Cheerleading gets a bad rap. Cheerleaders are often portrayed as cliquey gossipers rather than serious athletes. But anyone who has ever tried cheerleading knows that couch potatoes need not apply. Cheerleading is a challenging sport that requires athleticism, strength, flexibility, coordination, and dedication. In addition to its physical advantages, cheerleading is also a social, team-based activity that can help improve kids' self-confidence and leadership skills. Consider the following benefits to help you decide if cheerleading is right for your child.

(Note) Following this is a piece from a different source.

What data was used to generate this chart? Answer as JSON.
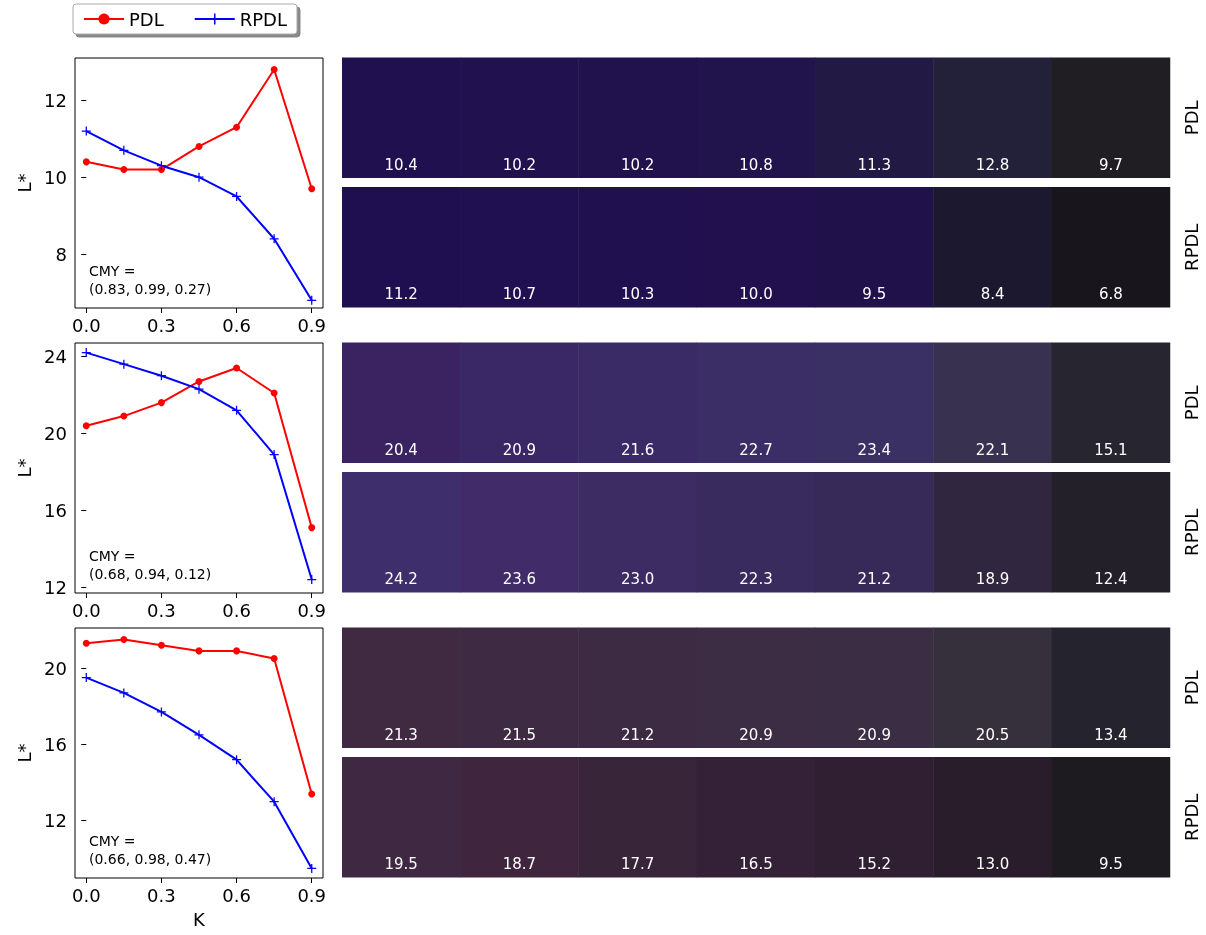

Though you might think that cheerleaders are just there for moral support while the "real" athletes perform on the field, nothing could be further from the truth. The tumbling, dancing, stunts, and jumps that comprise a typical cheering routine require stamina and endurance. While the routines themselves are generally only a few minutes long, repeatedly practicing the moves adds up to an effective cardio workout. Cheerleading usually requires several hours of practice each week--especially for competitive squads. College-level cheerleading programs often include strength training as an additional component of practice.
Good cheerleaders make it look easy, but doing it right requires physical strength that builds muscles in the lower body, shoulders, and core. Certain positions on the squad--such as "bases" and "backspots"--must be able to lift and support the bottom of a stunt or "pyramid" sequence. This entails incredible strength, focus, and balance to support the weight of other teammates and ensure their safety. "Flyers" need strength to lift their bodies into the air with the support of the bases and to keep their balance while performing the stunt.
Stretching exercises during cheerleading practice help increase flexibility. Part of cheering involves high kicks, jumps, stunts, and sometimes splits, all of which require flexible muscles.
Balance and Coordination
Timing and rhythm are crucial for effective cheerleading. Practicing the sport helps kids improve their body control, concentration, and balance as they coordinate their moves to a beat.
Like all team sports, cheerleading offers more than physical benefits. Sports can help teach kids essential life skills, including teamwork, discipline, and communication. Squad members must rely on each other for the effectiveness of routines, as well as ensuring each other's safety during difficult moves. If competition against other squads is involved, it becomes even more important to work together as a unified front.
Cheerleading provides opportunities for motivated kids to learn leadership skills. Even those who don't aspire to becoming head cheerleader can benefit by taking the opportunity to demonstrate leadership by:
- Offering constructive advice to help teammates improve skills
- Setting a positive mood with their attitude
- Exemplifying hard work and discipline in practice
- Being receptive to trying new moves that the coach suggests
Sports like cheerleading can help kids develop their self-confidence as well as their athleticism. Having a team to support and rely on can make kids feel more connected at school. Learning to master difficult moves, help teammates, and perform well at games and competitions can benefit the athletes who cheer, as well as the athletes they support on the field or court.